Telenor Financial Services, IDFC Bank and Dilip Shanghvi on Friday announced the withdrawal of their ongoing efforts to form a payments bank venture in India. The companies, however, did not specify the reasons for nixing the payments bank plan.
Dilip Shantilal Shanghvi (founder of Sun Pharmaceutical Industries) was one of the 11 entities that had received ‘in-principle’ approval from the Reserve Bank of India (RBI) to set up payments banks, in August 2015. With Shanghvi surrendering his permit, nine out of the 11 entities remain in the fray.
In March, Cholamandalam Distribution Services Ltd had withdrawn its subsidiary, Cholamandalam Distribution Services, from the payments bank race.
Among others, the RBI had granted ‘in-principle’ approval to Aditya Birla Nuvo, Airtel M Commerce Services, Department of Posts, Reliance Industries, Tech Mahindra, and Vodafone m-pesa to float payment banks.
In a joint statement, Telenor Financial Services, IDFC Bank and Dilip Shanghvi said: “This decision, collectively made by the three partners, will be communicated to the RBI. Consequently, the payments bank licence will not be pursued.” According to the statement, during the past eight months, representatives of these three partners have worked together to establish relevant frameworks and a governance structure for the proposed joint venture (JV).
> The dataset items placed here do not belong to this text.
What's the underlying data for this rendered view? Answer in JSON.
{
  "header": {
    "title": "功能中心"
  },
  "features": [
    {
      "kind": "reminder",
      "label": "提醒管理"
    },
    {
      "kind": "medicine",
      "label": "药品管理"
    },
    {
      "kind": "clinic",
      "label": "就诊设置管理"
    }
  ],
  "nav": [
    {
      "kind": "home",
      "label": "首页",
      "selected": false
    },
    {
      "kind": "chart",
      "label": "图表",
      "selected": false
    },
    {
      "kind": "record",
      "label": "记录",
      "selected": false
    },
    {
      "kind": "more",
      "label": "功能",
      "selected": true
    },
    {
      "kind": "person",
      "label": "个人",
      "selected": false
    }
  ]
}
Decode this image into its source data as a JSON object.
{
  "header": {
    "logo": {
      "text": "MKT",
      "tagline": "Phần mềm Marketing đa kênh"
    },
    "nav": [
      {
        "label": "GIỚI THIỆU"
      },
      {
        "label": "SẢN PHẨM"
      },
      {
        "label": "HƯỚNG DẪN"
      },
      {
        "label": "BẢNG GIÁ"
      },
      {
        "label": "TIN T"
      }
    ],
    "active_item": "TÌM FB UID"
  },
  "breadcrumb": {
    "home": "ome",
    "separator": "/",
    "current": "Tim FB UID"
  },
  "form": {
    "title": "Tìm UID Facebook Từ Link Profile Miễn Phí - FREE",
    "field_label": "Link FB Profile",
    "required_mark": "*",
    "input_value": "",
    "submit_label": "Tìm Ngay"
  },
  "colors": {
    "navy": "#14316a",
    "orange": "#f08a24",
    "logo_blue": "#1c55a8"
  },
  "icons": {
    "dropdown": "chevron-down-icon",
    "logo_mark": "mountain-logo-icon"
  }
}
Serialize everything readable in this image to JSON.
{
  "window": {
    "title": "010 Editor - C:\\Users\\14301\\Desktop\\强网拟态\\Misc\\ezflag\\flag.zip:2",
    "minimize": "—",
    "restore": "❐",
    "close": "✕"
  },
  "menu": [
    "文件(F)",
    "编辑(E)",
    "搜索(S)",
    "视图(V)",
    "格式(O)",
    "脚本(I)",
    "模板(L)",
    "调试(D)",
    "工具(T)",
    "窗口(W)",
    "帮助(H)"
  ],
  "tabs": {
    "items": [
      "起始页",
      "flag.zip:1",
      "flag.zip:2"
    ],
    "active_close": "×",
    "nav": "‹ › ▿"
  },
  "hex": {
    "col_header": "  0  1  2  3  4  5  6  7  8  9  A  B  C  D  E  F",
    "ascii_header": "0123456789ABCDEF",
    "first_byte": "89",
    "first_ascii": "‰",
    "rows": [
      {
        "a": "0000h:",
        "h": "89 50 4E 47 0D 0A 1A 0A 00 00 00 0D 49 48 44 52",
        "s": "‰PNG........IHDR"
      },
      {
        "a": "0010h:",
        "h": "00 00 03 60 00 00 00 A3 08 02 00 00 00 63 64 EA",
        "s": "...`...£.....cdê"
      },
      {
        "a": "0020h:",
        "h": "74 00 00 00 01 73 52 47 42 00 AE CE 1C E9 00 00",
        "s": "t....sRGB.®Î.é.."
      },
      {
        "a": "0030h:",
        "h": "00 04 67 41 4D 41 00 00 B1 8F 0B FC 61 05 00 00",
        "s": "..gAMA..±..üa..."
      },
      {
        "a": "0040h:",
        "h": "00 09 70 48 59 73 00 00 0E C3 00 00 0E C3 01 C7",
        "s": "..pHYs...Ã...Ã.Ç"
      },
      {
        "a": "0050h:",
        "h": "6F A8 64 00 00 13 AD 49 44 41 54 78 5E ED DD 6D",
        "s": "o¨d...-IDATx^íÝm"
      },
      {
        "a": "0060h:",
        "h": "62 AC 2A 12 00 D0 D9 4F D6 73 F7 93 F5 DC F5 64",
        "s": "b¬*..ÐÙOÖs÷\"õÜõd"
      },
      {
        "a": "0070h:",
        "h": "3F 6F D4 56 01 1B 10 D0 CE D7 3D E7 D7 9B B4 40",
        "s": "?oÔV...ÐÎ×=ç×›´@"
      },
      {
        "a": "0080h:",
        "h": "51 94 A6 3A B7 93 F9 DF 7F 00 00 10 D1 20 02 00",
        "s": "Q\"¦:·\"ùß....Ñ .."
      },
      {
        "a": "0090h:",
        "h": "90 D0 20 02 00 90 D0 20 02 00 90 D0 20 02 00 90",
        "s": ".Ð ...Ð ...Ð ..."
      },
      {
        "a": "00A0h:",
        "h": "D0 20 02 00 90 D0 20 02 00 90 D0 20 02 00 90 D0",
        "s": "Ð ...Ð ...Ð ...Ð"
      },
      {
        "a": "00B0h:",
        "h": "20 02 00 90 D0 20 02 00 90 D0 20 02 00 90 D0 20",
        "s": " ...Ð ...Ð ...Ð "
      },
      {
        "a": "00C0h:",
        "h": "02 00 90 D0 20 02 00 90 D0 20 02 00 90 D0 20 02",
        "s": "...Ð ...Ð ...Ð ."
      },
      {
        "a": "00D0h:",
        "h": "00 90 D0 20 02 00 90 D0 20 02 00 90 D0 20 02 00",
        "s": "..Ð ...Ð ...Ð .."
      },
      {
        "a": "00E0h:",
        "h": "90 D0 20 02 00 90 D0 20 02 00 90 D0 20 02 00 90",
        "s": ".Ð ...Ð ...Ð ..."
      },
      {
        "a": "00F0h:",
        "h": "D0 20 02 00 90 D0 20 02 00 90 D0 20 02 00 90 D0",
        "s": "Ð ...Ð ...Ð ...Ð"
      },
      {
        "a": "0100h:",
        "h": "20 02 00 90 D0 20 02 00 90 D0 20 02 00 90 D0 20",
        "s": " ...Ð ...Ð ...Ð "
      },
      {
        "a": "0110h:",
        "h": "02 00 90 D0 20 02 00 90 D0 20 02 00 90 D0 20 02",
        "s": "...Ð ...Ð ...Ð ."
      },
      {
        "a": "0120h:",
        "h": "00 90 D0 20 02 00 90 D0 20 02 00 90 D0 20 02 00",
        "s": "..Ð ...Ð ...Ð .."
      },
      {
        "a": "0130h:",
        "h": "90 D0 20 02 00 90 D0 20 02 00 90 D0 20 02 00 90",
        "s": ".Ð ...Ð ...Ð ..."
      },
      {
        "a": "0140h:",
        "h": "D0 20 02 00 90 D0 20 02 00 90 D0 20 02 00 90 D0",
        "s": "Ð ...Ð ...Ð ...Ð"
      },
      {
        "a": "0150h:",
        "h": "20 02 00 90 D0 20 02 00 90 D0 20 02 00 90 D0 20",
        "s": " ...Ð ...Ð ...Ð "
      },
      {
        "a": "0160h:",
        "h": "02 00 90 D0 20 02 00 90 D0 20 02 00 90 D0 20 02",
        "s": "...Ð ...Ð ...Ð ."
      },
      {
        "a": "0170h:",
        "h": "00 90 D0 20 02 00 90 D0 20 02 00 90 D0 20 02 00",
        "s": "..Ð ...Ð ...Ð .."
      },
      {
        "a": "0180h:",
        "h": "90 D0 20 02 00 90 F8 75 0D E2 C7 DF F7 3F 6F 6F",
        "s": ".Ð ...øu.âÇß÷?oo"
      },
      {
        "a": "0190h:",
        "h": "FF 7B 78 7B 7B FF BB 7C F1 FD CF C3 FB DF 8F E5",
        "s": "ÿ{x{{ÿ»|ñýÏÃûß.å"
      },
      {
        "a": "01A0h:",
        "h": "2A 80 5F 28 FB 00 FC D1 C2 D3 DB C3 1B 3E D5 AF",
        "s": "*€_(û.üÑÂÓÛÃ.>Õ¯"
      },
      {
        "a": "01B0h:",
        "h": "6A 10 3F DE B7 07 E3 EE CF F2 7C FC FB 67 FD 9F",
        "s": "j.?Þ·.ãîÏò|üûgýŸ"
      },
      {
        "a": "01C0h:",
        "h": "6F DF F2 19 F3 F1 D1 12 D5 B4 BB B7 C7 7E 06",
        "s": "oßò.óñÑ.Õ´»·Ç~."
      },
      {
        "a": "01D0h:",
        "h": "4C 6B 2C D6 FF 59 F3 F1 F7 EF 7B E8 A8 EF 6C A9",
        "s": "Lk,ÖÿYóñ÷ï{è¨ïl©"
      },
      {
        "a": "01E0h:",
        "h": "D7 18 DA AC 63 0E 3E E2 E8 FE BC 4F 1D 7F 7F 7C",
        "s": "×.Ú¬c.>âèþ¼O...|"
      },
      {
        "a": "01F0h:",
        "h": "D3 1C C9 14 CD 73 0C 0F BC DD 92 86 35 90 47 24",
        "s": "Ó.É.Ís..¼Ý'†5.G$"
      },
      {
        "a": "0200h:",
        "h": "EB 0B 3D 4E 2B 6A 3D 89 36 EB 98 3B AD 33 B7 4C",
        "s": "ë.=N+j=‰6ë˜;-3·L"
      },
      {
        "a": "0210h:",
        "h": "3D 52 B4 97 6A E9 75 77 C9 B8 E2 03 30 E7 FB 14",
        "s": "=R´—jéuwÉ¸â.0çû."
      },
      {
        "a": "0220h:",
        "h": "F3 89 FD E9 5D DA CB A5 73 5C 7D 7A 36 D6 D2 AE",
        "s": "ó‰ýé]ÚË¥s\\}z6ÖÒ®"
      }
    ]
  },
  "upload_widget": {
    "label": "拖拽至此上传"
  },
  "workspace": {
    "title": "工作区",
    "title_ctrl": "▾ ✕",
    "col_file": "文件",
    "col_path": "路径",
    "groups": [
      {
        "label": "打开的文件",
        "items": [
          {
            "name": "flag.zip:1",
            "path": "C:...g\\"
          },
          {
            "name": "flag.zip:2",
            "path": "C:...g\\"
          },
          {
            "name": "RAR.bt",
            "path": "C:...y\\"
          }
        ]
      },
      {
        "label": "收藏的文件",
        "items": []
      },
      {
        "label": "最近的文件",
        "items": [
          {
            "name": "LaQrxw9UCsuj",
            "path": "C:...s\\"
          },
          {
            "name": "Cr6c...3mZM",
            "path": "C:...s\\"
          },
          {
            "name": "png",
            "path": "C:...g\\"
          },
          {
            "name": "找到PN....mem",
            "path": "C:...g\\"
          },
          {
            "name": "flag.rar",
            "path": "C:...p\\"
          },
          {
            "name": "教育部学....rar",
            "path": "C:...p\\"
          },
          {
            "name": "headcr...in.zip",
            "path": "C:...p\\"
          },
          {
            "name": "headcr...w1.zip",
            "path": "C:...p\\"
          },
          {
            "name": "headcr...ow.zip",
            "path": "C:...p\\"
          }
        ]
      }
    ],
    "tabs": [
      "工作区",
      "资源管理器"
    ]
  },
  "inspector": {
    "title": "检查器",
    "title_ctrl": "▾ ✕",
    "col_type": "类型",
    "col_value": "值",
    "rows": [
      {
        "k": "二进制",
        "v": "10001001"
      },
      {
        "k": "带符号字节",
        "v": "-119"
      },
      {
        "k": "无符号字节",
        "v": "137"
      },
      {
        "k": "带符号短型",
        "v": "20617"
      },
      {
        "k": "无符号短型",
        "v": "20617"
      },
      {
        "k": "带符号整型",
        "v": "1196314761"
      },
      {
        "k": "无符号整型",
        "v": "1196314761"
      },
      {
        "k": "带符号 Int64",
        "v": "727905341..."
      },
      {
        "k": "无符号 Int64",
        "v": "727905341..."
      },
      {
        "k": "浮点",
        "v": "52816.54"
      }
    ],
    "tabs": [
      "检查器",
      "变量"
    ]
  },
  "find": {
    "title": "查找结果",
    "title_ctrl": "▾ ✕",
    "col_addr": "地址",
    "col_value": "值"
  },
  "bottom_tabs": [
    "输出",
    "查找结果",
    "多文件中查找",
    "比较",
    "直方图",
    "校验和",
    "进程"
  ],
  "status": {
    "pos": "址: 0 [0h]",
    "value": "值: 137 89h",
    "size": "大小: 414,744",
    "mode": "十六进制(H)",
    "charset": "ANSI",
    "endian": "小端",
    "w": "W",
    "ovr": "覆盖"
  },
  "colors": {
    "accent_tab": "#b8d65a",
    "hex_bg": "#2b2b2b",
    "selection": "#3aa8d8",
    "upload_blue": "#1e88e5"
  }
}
“Telenor Financial Services and IDFC Bank have rich experience from offering financial services and the intention of the JV was to combine our expertise to launch a robust payment bank service in India. Following the mutual decision to withdraw these plans, the payment bank licence will not be pursued,” said Dilip Shanghvi.
According to industry experts, some applicants may have overestimated the market potential and under-estimated the scope of the rollout.
The objective of setting up a payments bank is to further financial inclusion by providing small savings accounts and payments/remittance services to migrant labourers, low-income households, small businesses, other unorganised sector entities and other users.
They cannot undertake lending activities. The minimum paid-up equity capital for payments banks is ₹100 crore.